Pastor condenado por abusar de su hijastra confesó que cavó hoyo para ocultar el cuerpo
En una impactante revelación, José Ramírez, el pastor cristiano condenado a más de 43 años de cárcel por abuso sexual y secuestro de su hijastra en Chinchiná, Caldas, admitió en una entrevista reciente que cavó un agujero con la intención de esconder el cuerpo de la menor. La confesión se produjo durante su participación en el videopódcast Conducta Delictiva, donde detalló los crímenes que conmocionaron a la comunidad rural.
Condena por preacuerdo y detalles escalofriantes
La condena de Ramírez fue el resultado de un preacuerdo con la Fiscalía General de la Nación, evitando así un juicio. Según el abogado de las víctimas, citado por El Tiempo, el pastor aceptó los cargos y una pena de 43 años, seis meses y un día de privación de la libertad, sin derecho a descuentos. Este acuerdo judicial permitió acelerar el proceso, pero no mitigó la gravedad de los hechos.

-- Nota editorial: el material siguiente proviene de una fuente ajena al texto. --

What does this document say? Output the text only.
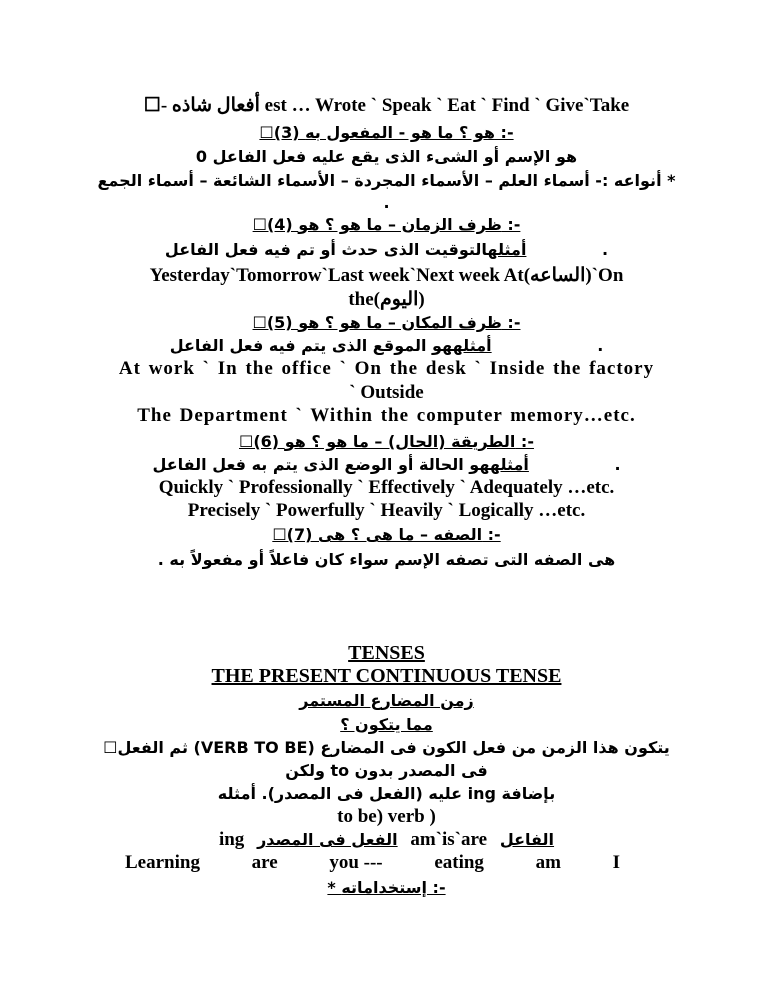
☐- أفعال شاذه est … Wrote ` Speak ` Eat ` Find ` Give`Take
☐(3) هو ؟ ما هو - المفعول به :-
هو الإسم أو الشىء الذى يقع عليه فعل الفاعل 0
أنواعه :- أسماء العلم – الأسماء المجردة – الأسماء الشائعة – أسماء الجمع *
.
☐(4) ظرف الزمان – ما هو ؟ هو :-
أمثلهالتوقيت الذى حدث أو تم فيه فعل الفاعل .
Yesterday`Tomorrow`Last week`Next week At(الساعه)`On
the(اليوم)
☐(5) ظرف المكان – ما هو ؟ هو :-
أمثلههو الموقع الذى يتم فيه فعل الفاعل .
At work ` In the office ` On the desk ` Inside the factory
` Outside
The Department ` Within the computer memory…etc.
☐(6) الطريقة (الحال) – ما هو ؟ هو :-
أمثلههو الحالة أو الوضع الذى يتم به فعل الفاعل .
Quickly ` Professionally ` Effectively ` Adequately …etc.
Precisely ` Powerfully ` Heavily ` Logically …etc.
☐(7) الصفه – ما هى ؟ هى :-
. هى الصفه التى تصفه الإسم سواء كان فاعلاً أو مفعولاً به
TENSES
THE PRESENT CONTINUOUS TENSE
زمن المضارع المستمر
مما يتكون ؟
☐ثم الفعل (VERB TO BE) يتكون هذا الزمن من فعل الكون فى المضارع
ولكن to فى المصدر بدون
عليه (الفعل فى المصدر). أمثله ing بإضافة
to be) verb )
ing الفعل فى المصدر am`is`are الفاعل
Learning	are	you ---	eating	am	I
* إستخداماته :-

En la entrevista, Ramírez confesó que, entre abril del año pasado y los meses siguientes, no solo abusó sexualmente de su hijastra, sino que también planeó asesinarla a ella y a su esposa. "La decisión se tomó el lunes 28. En esos últimos tres meses, y esto sí no lo sabe nadie, empecé a batallar no solamente con accederla, sino matarla. Y no solamente a ella, sino a mi esposa", declaró el delincuente, añadiendo que enfrentaba un "ataque en mi mente" que no lograba comprender.
Intento de justificación y rechazo judicial
Lo más indignante de su relato, según expertos, es su intento de justificar los actos. Ramírez afirmó que no era consciente de los vejámenes cometidos contra la menor, atribuyéndolos a un "ataque indiscriminado de fuerzas". "No tenía la capacidad de dominar lo que hacía, no tenía la capacidad de determinar si era bueno o malo. O sea, no estaba esa conciencia", sostuvo, pese a admitir que recordaba todo con claridad.
Sin embargo, la justicia rechazó estas alegaciones. El juez Segundo Penal del Circuito de Chinchiná, citado por La Patria, estableció que Ramírez actuaba en sus plenas facultades y que sus crímenes reproducían dinámicas de violencia de género. En el fallo, se destacó que estos actos violentan la integridad de la menor y reflejan estructuras sociales que normalizan la subordinación femenina, exigiendo una sanción firme del Estado para deslegitimar tales comportamientos.
Impacto comunitario y contexto del caso
El caso generó una ola de indignación en Chinchiná, donde Ramírez estuvo cerca de ser linchado por la comunidad tras conocerse los abusos. La grabación en la que se le ve cavando un hoyo el 29 de abril del año pasado circuló ampliamente, alimentando sospechas sobre sus intenciones homicidas, ahora confirmadas por su propia confesión.
Este episodio subraya la urgencia de abordar la violencia de género en entornos rurales y religiosos, donde a menudo se silencian estos crímenes. La condena de Ramírez, aunque severa, sirve como un recordatorio de que la justicia debe actuar con contundencia frente a manifestaciones de desigualdad estructural basadas en género, tal como lo resaltó el tribunal en su decisión final.